As Peter Hain’s scandal of undeclared campaign donations has unravelled it has revealed the nature of New Labour politics. It is a world away from the reality of life for working people in Neath and Wales, who Hain pretends to represent, or from the benefit claimants and pensioners who have suffered at the hands of Hain’s Department of Work and Pensions.

Dave Reid and Geoff Jones, Socialist Party Wales

Hain spent a vast £185,000 on his campaign last year to become deputy leader of Labour (Labour’s total budget in the Welsh Assembly elections was £254,000) but he came fifth in a field of six.

The campaign left him with huge debts which had to be filled by asking around friends and supporters for donations and loans. It was £103,000 he received from these sources that he forgot to declare.

The origins and route of those donations paints a vivid picture of the murky world of business connections at the heart of New Labour today.

As well as donations from the GMB and UCATT trade unions, tens of thousands of pounds poured in from business people eager to help one of their friends in government, even though he implied he was standing in the tradition of ‘old Labour’ values.

Two donations totalling nearly £15,000 came from South African Isaac Kaye, who was chairman of Norton Healthcare when it was embroiled in a police investigation over defrauding the NHS, and who has also been accused of bribing doctors in South Africa to prescribe Norton drugs.

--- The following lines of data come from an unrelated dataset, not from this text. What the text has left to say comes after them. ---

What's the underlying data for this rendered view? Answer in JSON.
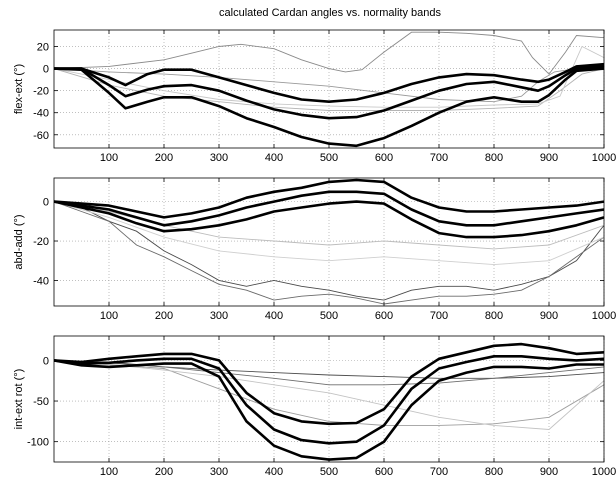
{
  "figure": {
    "title": "calculated Cardan angles vs. normality bands"
  },
  "chart_data": [
    {
      "type": "line",
      "ylabel": "flex-ext (°)",
      "xlabel": "",
      "xlim": [
        0,
        1000
      ],
      "ylim": [
        -72,
        35
      ],
      "xticks": [
        100,
        200,
        300,
        400,
        500,
        600,
        700,
        800,
        900,
        1000
      ],
      "yticks": [
        20,
        0,
        -20,
        -40,
        -60
      ],
      "grid": true,
      "band": {
        "x": [
          0,
          50,
          100,
          130,
          170,
          200,
          250,
          300,
          350,
          400,
          450,
          500,
          550,
          600,
          650,
          700,
          750,
          800,
          850,
          880,
          900,
          930,
          950,
          1000
        ],
        "upper": [
          0,
          0,
          -8,
          -15,
          -5,
          -1,
          -1,
          -8,
          -15,
          -22,
          -28,
          -30,
          -28,
          -22,
          -14,
          -8,
          -5,
          -6,
          -10,
          -12,
          -10,
          -3,
          2,
          4
        ],
        "mean": [
          0,
          0,
          -15,
          -25,
          -19,
          -16,
          -15,
          -20,
          -29,
          -37,
          -42,
          -45,
          -44,
          -38,
          -29,
          -20,
          -14,
          -12,
          -17,
          -20,
          -16,
          -6,
          0,
          2
        ],
        "lower": [
          0,
          -1,
          -22,
          -36,
          -30,
          -26,
          -26,
          -34,
          -45,
          -53,
          -62,
          -68,
          -70,
          -63,
          -52,
          -40,
          -30,
          -26,
          -30,
          -30,
          -24,
          -10,
          -2,
          0
        ]
      },
      "series": [
        {
          "color": "#8a8a8a",
          "x": [
            0,
            100,
            200,
            250,
            300,
            340,
            400,
            450,
            500,
            530,
            560,
            600,
            650,
            700,
            750,
            800,
            850,
            870,
            900,
            930,
            950,
            1000
          ],
          "y": [
            0,
            2,
            8,
            14,
            20,
            22,
            18,
            8,
            0,
            -3,
            -1,
            15,
            33,
            33,
            32,
            30,
            25,
            10,
            -5,
            15,
            30,
            28
          ]
        },
        {
          "color": "#9a9a9a",
          "x": [
            0,
            100,
            200,
            300,
            400,
            500,
            600,
            700,
            800,
            850,
            880,
            910,
            950,
            1000
          ],
          "y": [
            0,
            -3,
            -5,
            -8,
            -12,
            -16,
            -22,
            -28,
            -30,
            -25,
            -12,
            -3,
            0,
            -1
          ]
        },
        {
          "color": "#b5b5b5",
          "x": [
            0,
            100,
            200,
            300,
            400,
            500,
            600,
            700,
            800,
            880,
            920,
            960,
            1000
          ],
          "y": [
            0,
            -15,
            -25,
            -30,
            -35,
            -38,
            -38,
            -38,
            -36,
            -34,
            -20,
            -5,
            0
          ]
        },
        {
          "color": "#c8c8c8",
          "x": [
            0,
            100,
            200,
            300,
            400,
            500,
            600,
            700,
            800,
            880,
            920,
            960,
            1000
          ],
          "y": [
            0,
            -10,
            -20,
            -28,
            -32,
            -34,
            -35,
            -35,
            -33,
            -32,
            -25,
            20,
            10
          ]
        }
      ]
    },
    {
      "type": "line",
      "ylabel": "abd-add (°)",
      "xlabel": "",
      "xlim": [
        0,
        1000
      ],
      "ylim": [
        -53,
        12
      ],
      "xticks": [
        100,
        200,
        300,
        400,
        500,
        600,
        700,
        800,
        900,
        1000
      ],
      "yticks": [
        0,
        -20,
        -40
      ],
      "grid": true,
      "band": {
        "x": [
          0,
          50,
          100,
          150,
          200,
          250,
          300,
          350,
          400,
          450,
          500,
          550,
          600,
          650,
          700,
          750,
          800,
          850,
          900,
          950,
          1000
        ],
        "upper": [
          0,
          -1,
          -2,
          -5,
          -8,
          -6,
          -3,
          2,
          5,
          7,
          10,
          11,
          10,
          2,
          -3,
          -5,
          -5,
          -4,
          -3,
          -2,
          0
        ],
        "mean": [
          0,
          -2,
          -4,
          -8,
          -12,
          -10,
          -7,
          -3,
          0,
          3,
          5,
          5,
          4,
          -4,
          -10,
          -12,
          -12,
          -10,
          -8,
          -6,
          -4
        ],
        "lower": [
          0,
          -3,
          -6,
          -11,
          -15,
          -14,
          -12,
          -9,
          -5,
          -3,
          -1,
          0,
          -1,
          -9,
          -16,
          -18,
          -18,
          -17,
          -15,
          -12,
          -8
        ]
      },
      "series": [
        {
          "color": "#4a4a4a",
          "x": [
            0,
            50,
            100,
            150,
            200,
            250,
            300,
            350,
            400,
            450,
            500,
            550,
            600,
            650,
            700,
            750,
            800,
            850,
            900,
            950,
            1000
          ],
          "y": [
            0,
            -3,
            -10,
            -15,
            -25,
            -32,
            -40,
            -43,
            -40,
            -43,
            -45,
            -48,
            -50,
            -45,
            -43,
            -43,
            -45,
            -42,
            -38,
            -30,
            -12
          ]
        },
        {
          "color": "#6a6a6a",
          "x": [
            0,
            50,
            100,
            150,
            200,
            250,
            300,
            350,
            400,
            450,
            500,
            550,
            600,
            650,
            700,
            750,
            800,
            850,
            900,
            950,
            1000
          ],
          "y": [
            0,
            -5,
            -10,
            -22,
            -28,
            -35,
            -42,
            -45,
            -50,
            -48,
            -47,
            -49,
            -52,
            -50,
            -48,
            -48,
            -47,
            -45,
            -38,
            -28,
            -18
          ]
        },
        {
          "color": "#bdbdbd",
          "x": [
            0,
            100,
            200,
            300,
            400,
            500,
            600,
            700,
            800,
            900,
            1000
          ],
          "y": [
            0,
            -5,
            -12,
            -18,
            -20,
            -22,
            -20,
            -22,
            -24,
            -22,
            -12
          ]
        },
        {
          "color": "#cfcfcf",
          "x": [
            0,
            100,
            200,
            300,
            400,
            500,
            600,
            700,
            800,
            900,
            1000
          ],
          "y": [
            0,
            -8,
            -18,
            -25,
            -28,
            -30,
            -28,
            -30,
            -32,
            -30,
            -18
          ]
        }
      ]
    },
    {
      "type": "line",
      "ylabel": "int-ext rot (°)",
      "xlabel": "",
      "xlim": [
        0,
        1000
      ],
      "ylim": [
        -125,
        30
      ],
      "xticks": [
        100,
        200,
        300,
        400,
        500,
        600,
        700,
        800,
        900,
        1000
      ],
      "yticks": [
        0,
        -50,
        -100
      ],
      "grid": true,
      "band": {
        "x": [
          0,
          50,
          100,
          150,
          200,
          250,
          300,
          350,
          400,
          450,
          500,
          550,
          600,
          650,
          700,
          750,
          800,
          850,
          900,
          950,
          1000
        ],
        "upper": [
          0,
          -2,
          2,
          5,
          8,
          8,
          0,
          -40,
          -65,
          -75,
          -78,
          -77,
          -60,
          -20,
          2,
          10,
          18,
          20,
          15,
          8,
          10
        ],
        "mean": [
          0,
          -4,
          -3,
          0,
          2,
          2,
          -10,
          -55,
          -85,
          -98,
          -102,
          -100,
          -80,
          -35,
          -10,
          -2,
          5,
          5,
          2,
          0,
          2
        ],
        "lower": [
          0,
          -6,
          -8,
          -6,
          -4,
          -4,
          -20,
          -75,
          -105,
          -118,
          -122,
          -120,
          -100,
          -55,
          -25,
          -15,
          -8,
          -8,
          -10,
          -5,
          -5
        ]
      },
      "series": [
        {
          "color": "#4f4f4f",
          "x": [
            0,
            100,
            200,
            300,
            400,
            500,
            600,
            700,
            800,
            900,
            1000
          ],
          "y": [
            0,
            -3,
            -8,
            -12,
            -15,
            -18,
            -20,
            -22,
            -22,
            -20,
            -15
          ]
        },
        {
          "color": "#6e6e6e",
          "x": [
            0,
            100,
            200,
            300,
            400,
            500,
            600,
            700,
            800,
            900,
            1000
          ],
          "y": [
            0,
            -2,
            -8,
            -15,
            -22,
            -30,
            -30,
            -28,
            -22,
            -15,
            -8
          ]
        },
        {
          "color": "#9e9e9e",
          "x": [
            0,
            100,
            200,
            300,
            400,
            500,
            600,
            700,
            800,
            900,
            1000
          ],
          "y": [
            0,
            -5,
            -10,
            -35,
            -60,
            -75,
            -80,
            -80,
            -78,
            -70,
            -30
          ]
        },
        {
          "color": "#c3c3c3",
          "x": [
            0,
            100,
            200,
            300,
            400,
            500,
            600,
            700,
            800,
            900,
            1000
          ],
          "y": [
            0,
            -5,
            -12,
            -20,
            -30,
            -40,
            -55,
            -70,
            -80,
            -85,
            -25
          ]
        }
      ]
    }
  ]
}
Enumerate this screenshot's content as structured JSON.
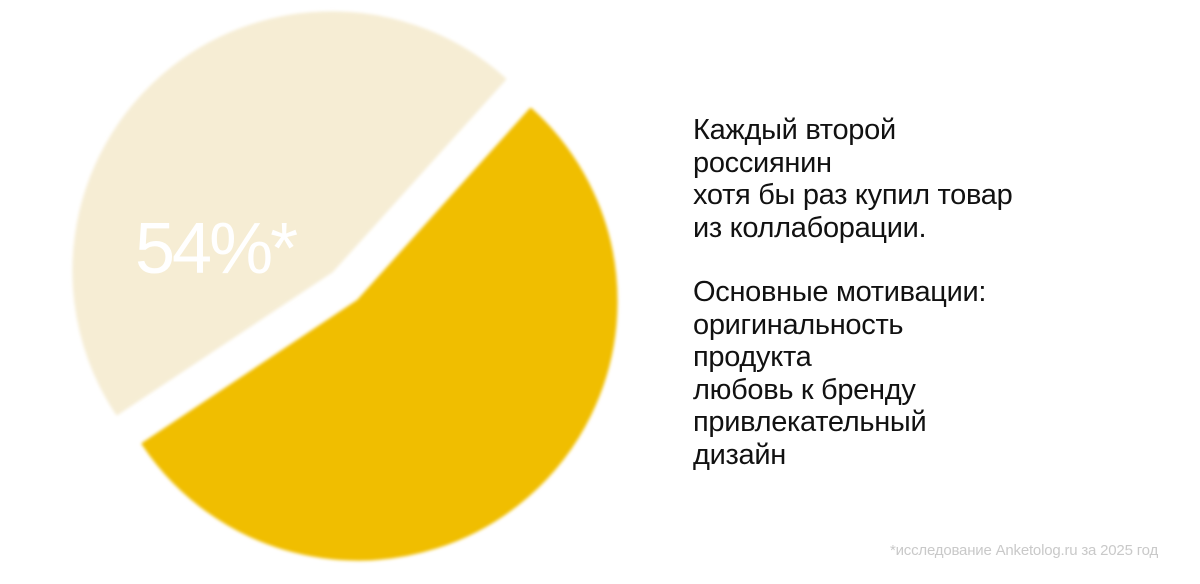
{
  "chart_data": {
    "type": "pie",
    "slices": [
      {
        "label": "54%*",
        "value": 54,
        "color": "#F0BE00"
      },
      {
        "label": "",
        "value": 46,
        "color": "#F6EDD4"
      }
    ]
  },
  "text": {
    "paragraph1": "Каждый второй\nроссиянин\nхотя бы раз купил товар\nиз коллаборации.",
    "paragraph2": "Основные мотивации:\nоригинальность\nпродукта\nлюбовь к бренду\nпривлекательный\nдизайн"
  },
  "footnote": "*исследование Anketolog.ru за 2025 год"
}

Norton has also been found guilty of breaking US law by refusing to allow its nurses to take part in trade union activity.

Before emigrating to Britain, Kaye was a prominent supporter of the National Party, the governing party of the apartheid regime that repressed millions of black South Africans and against whom Peter Hain had fought when he was a leader of the anti-apartheid movement.

Another donor, diamond dealer Willie Nagel, previously donated £20,000 to John Major’s Conservative Constituency Association.

By your friends shall you be known. And these are secret friends. To protect their anonymity their donations were diverted through an inert think tank, the ‘Progressive Policies Forum’ which has held no meetings nor produced any reports.

As The Independent put it: “Business people contribute to a politician’s expenses usually in the expectation of a favour being recognised at a later date… they ask for anonymity not because they believe in doing good by stealth but because publicity is likely to ruin the implicit bargain.”

Why are trade union leaders donating trade union funds, which are then combined with money from right wing super-rich donors to fund big-business friendly New Labour politicians?